“Serenou tudo”. No meio da tarde desta quarta-feira, 16, o líder do governo na Câmara, José Guimarães (PT-CE), usou essa expressão para tentar definir o clima pré-recesso parlamentar na relação entre o Planalto e a cúpula do Congresso. Menos de 4 horas após a declaração do líder, a decisão do ministro Alexandre de Moraes sobre o IOF (Imposto sobre Operações Financeiras), que deu vitória ao governo, funcionou como um rastilho de pólvora ente a Câmara e o Senado. Levada pelo presidente da Câmara, Hugo Motta (Republicanos-PB), a faísca foi ligeira.
Motta abandonou a sessão em curso na Câmara assim que soube do despacho de Moraes, atravessou apressado os tapetes verde e azul e, ao chegar ao plenário do Senado, foi chamado para o alto da Mesa Diretora pelo presidente da Casa, Davi Alcolumbre (União-AP), Os dois foram os principais responsáveis pela aprovação do Projeto de Decreto Legislativo que derrubou o aumento do imposto e foi tornado nulo pelo ministro do STF.
Do alto da mesa diretora do Senado, Motta assistiu a sinais emitidos por Alcolumbre de que, pelo menos nesse momento, não teria solidariedade em uma reação contra o governo. O presidente do Senado tocou a sessão, incluiu extra pauta a votação da proposta de Emenda à Constituição (PEC-66), que trata dos Precatórios e abre espaço fiscal para a equipe econômica, e nomeou o líder do governo no Senado, Jaques Wagner (PT-BA), como relator da proposta em plenário.
Alcolumbre também não reagiu às cobranças da oposição por uma reação do Congresso que incluiria defesa da anistia para os participantes dos atos golpistas do 8 de Janeiro, e ainda deu a palavra a Wagner, que defendeu a decisão de Moraes. “Eu só queria lembrar que houve um conflito entre os dois poderes, e o terceiro poder foi chamado para fazer uma arbitragem. Não se trata de anular a competência do Congresso, se trata de dirimir um conflito de interpretações sobre o decreto do IOF”, defendeu o líder.
Nesse clima, sem conversar com Alcolumbre, Motta se levantou e retornou para a Câmara. No caminho, ele foi questionado sobre o motivo de sua ida ao Senado. E respondeu: “A decisão é não comentar”.

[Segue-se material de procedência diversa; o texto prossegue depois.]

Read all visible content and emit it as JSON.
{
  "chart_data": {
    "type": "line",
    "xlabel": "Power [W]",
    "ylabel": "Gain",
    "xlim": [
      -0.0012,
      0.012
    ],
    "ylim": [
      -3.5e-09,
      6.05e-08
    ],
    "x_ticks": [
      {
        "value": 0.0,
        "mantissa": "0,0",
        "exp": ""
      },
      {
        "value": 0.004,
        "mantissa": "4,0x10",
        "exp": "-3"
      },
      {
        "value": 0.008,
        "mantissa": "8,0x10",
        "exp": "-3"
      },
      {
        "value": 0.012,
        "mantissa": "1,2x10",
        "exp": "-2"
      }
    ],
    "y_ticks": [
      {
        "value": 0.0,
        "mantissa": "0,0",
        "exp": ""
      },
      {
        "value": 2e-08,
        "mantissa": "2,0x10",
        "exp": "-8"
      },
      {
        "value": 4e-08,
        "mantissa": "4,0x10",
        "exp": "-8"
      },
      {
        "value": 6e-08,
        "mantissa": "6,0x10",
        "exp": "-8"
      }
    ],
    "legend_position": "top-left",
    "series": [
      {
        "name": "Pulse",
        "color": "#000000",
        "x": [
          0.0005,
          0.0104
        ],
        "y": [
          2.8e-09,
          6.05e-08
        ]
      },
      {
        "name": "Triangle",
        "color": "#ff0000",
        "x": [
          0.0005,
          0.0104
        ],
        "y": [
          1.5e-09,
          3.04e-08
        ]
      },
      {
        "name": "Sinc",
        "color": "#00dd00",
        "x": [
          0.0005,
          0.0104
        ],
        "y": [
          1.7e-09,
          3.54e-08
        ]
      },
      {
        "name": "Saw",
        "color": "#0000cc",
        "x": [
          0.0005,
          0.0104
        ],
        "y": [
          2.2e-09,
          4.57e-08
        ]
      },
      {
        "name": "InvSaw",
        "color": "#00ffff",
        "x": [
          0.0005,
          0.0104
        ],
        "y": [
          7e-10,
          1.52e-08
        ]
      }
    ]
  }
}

O comportamento de Alcolumbre deixou claro que ele não respaldaria uma retaliação ao governo. Após a crise deflagrada pela derrubada do decreto de Haddad, o presidente do Congresso deu alguns passos na direção do Planalto. Motta permanecia mais reticente devido aos ataques massivos dos quais foi alvo após a derrubada do decreto do governo.

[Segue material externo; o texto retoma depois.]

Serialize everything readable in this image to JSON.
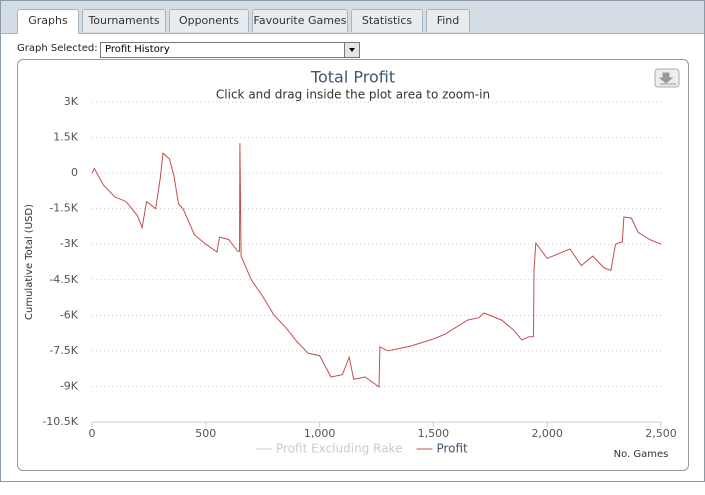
{
  "tabs": [
    "Graphs",
    "Tournaments",
    "Opponents",
    "Favourite Games",
    "Statistics",
    "Find"
  ],
  "selector": {
    "label": "Graph Selected:",
    "value": "Profit History"
  },
  "chart_data": {
    "type": "line",
    "title": "Total Profit",
    "subtitle": "Click and drag inside the plot area to zoom-in",
    "x_label": "No. Games",
    "y_label": "Cumulative Total (USD)",
    "x": [
      0,
      10,
      50,
      100,
      150,
      200,
      220,
      240,
      280,
      300,
      312,
      340,
      360,
      380,
      400,
      450,
      500,
      549,
      560,
      600,
      640,
      648,
      650,
      655,
      700,
      750,
      800,
      850,
      900,
      950,
      1000,
      1050,
      1100,
      1130,
      1150,
      1200,
      1261,
      1265,
      1300,
      1400,
      1500,
      1550,
      1600,
      1650,
      1700,
      1722,
      1800,
      1850,
      1889,
      1920,
      1940,
      1942,
      1950,
      2000,
      2050,
      2100,
      2150,
      2200,
      2250,
      2280,
      2300,
      2330,
      2337,
      2370,
      2400,
      2450,
      2500
    ],
    "series": [
      {
        "name": "Profit Excluding Rake",
        "color": "#cccccc",
        "visible": false
      },
      {
        "name": "Profit",
        "color": "#c0504d",
        "visible": true,
        "values": [
          0,
          200,
          -500,
          -1000,
          -1200,
          -1800,
          -2300,
          -1200,
          -1500,
          -200,
          840,
          600,
          -100,
          -1300,
          -1500,
          -2600,
          -3000,
          -3330,
          -2700,
          -2800,
          -3300,
          -3300,
          1260,
          -3500,
          -4500,
          -5200,
          -6000,
          -6500,
          -7100,
          -7600,
          -7700,
          -8600,
          -8500,
          -7760,
          -8700,
          -8600,
          -9020,
          -7330,
          -7500,
          -7300,
          -7000,
          -6800,
          -6500,
          -6200,
          -6100,
          -5900,
          -6200,
          -6600,
          -7040,
          -6900,
          -6900,
          -4090,
          -2950,
          -3600,
          -3400,
          -3200,
          -3900,
          -3500,
          -4000,
          -4100,
          -3000,
          -2900,
          -1850,
          -1900,
          -2500,
          -2800,
          -3000
        ]
      }
    ],
    "xlim": [
      0,
      2500
    ],
    "ylim": [
      -10500,
      3000
    ],
    "xticks": [
      0,
      500,
      {
        "value": 1000,
        "label": "1,000"
      },
      {
        "value": 1500,
        "label": "1,500"
      },
      {
        "value": 2000,
        "label": "2,000"
      },
      {
        "value": 2500,
        "label": "2,500"
      }
    ],
    "yticks": [
      {
        "value": 3000,
        "label": "3K"
      },
      {
        "value": 1500,
        "label": "1.5K"
      },
      0,
      {
        "value": -1500,
        "label": "-1.5K"
      },
      {
        "value": -3000,
        "label": "-3K"
      },
      {
        "value": -4500,
        "label": "-4.5K"
      },
      {
        "value": -6000,
        "label": "-6K"
      },
      {
        "value": -7500,
        "label": "-7.5K"
      },
      {
        "value": -9000,
        "label": "-9K"
      },
      {
        "value": -10500,
        "label": "-10.5K"
      }
    ],
    "grid": true
  }
}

Outros fatos mostraram que o dia foi difícil para Motta e bom para o governo.
Número de deputados
Motta experimentou outro revés na noite desta quarta-feira ao ver a proposta de aumento do número de deputados ser vetada integralmente por Lula. A proposta era prioridade para o presidente da Câmara e ampliava as cadeiras de deputados federais de 513 para 531 a partir da próxima legislatura, o que facilitaria a reeleição dos atuais detentores de mandato na Câmara. Ao se negar a sancionar esse texto, o presidente da República deixou para o Congresso um assunto desgastante junto à opinião pública, por causa do aumento de custos para os cofres públicos.
Imposto de Renda
Mais cedo, o Planalto havia comemorado a aprovação da proposta de reforma do Imposto de Renda na comissão especial, sob a relatoria do ex-presidente Arthur Lira (PL-AL). O texto isenta do pagamento do tributo quem ganha até R$ 5 mil mensais. A ideia agora é que a Câmara vote a matéria na primeira quinzena de agosto para depois a matéria ser enviada ao Senado. Embora não possa ser vista como uma derrota de Motta, essa decisão demonstra que os entreveros de Motta com a equipe econômica e com o Supremo não contaminaram essa pauta, prioritária para o governo.
Investigação no TCU
Além das derrotas políticas, o presidente da Câmara terminou o dia com mais um problema. O Ministério Público junto ao Tribunal de Contas da União (MP-TCU) pediu a abertura de uma investigação sobre as supostas funcionárias fantasmas empregadas em seu gabinete. Apesar de estarem empregadas por Motta, elas não davam expediente na Câmara, ainda que remuneradas. Tratam-se de uma fisioterapeuta, uma estudante e uma assistente social, que foram exoneradas após as denúncias. Cinco parentes delas também já teriam exercido funções no gabinete. Agora, o MP quer a devolução de R$ 112 mil recebidos este ano.